According to Reuters' sources at Samsung and other phone makers, the chip shortage affecting the industry has reached all levels of smartphone processors, including Qualcomm’s new Snapdragon 888 flagship that powers Samsung's Galaxy S21 and other high-end phones. The report notes that the shortfall has mainly affected mid- and low-end phones, but smartphone makers are “facing a shortage of a range of components from Qualcomm and would cut handset shipments this year.”
Qualcomm makes processors and components for nearly every phone sold today, including the 5G modem and other parts for Apple’s iPhone. It’s unclear whether the shortage extends to other components or affects only smartphone CPUs.
The main culprit involves power-management chips that all modern processors use. Reuters reports that Qualcomm has re-directed the supply of power management chips toward the Snapdragon 888 to maximize profits, which is constraining supply for lower-end processors.

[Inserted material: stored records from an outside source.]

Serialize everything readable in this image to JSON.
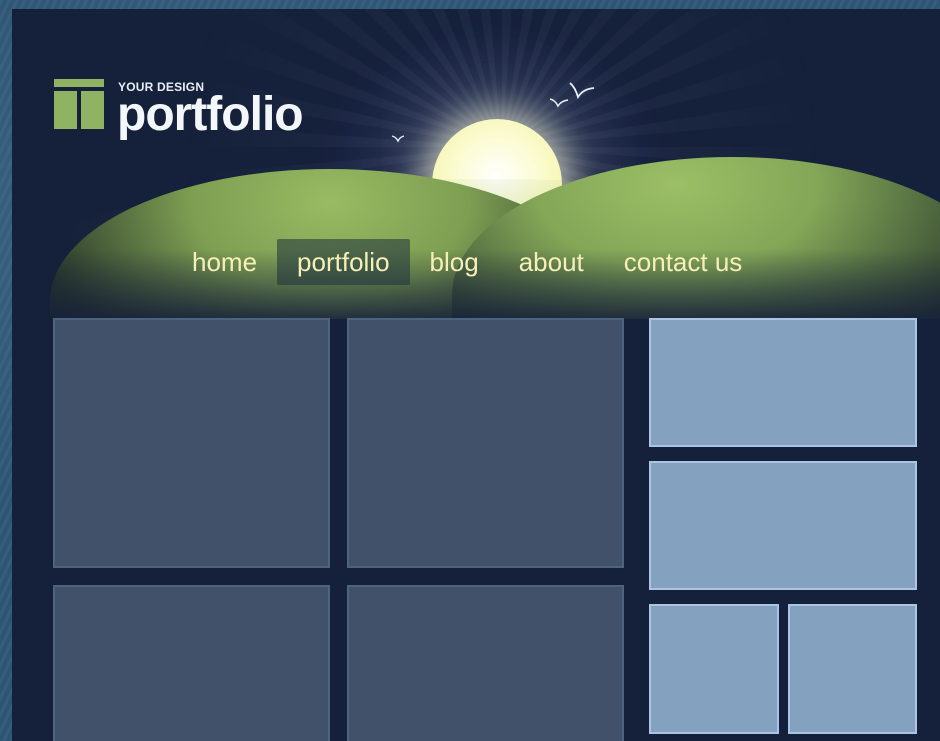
{
  "logo": {
    "tagline": "YOUR DESIGN",
    "title": "portfolio"
  },
  "nav": {
    "items": [
      {
        "label": "home"
      },
      {
        "label": "portfolio",
        "active": true
      },
      {
        "label": "blog"
      },
      {
        "label": "about"
      },
      {
        "label": "contact us"
      }
    ]
  },
  "colors": {
    "accent_green": "#8fb263",
    "nav_text": "#f5f0b8",
    "frame_bg": "#15203a",
    "tile_dark": "#405169",
    "tile_light": "#84a2c0"
  }
}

CPU and GPU prices have been soaring during the pandemic due to demand and Ethereum mining. Launches have been marred by unavailable stock and scalping. That hasn’t happened on the smartphone front yet, but Reuters notes that component prices are slowly ticking up. For example, the report points to a “commonly-used microcontroller-unit chip from STMicroelectronics” that is selling for $14, seven times its usual $2 price. Over the course of millions of phones, those soaring prices could have an effect on prices and availability.
Shortage or no, phone makers aren’t slowing down their releases. OnePlus has scheduled the launch of its next flagship on March 23, likely followed by the Google Pixel 5a in May. Samsung is also launching a series of mid-range phones on March 17 as part of its Galaxy Awesome Unpacked event.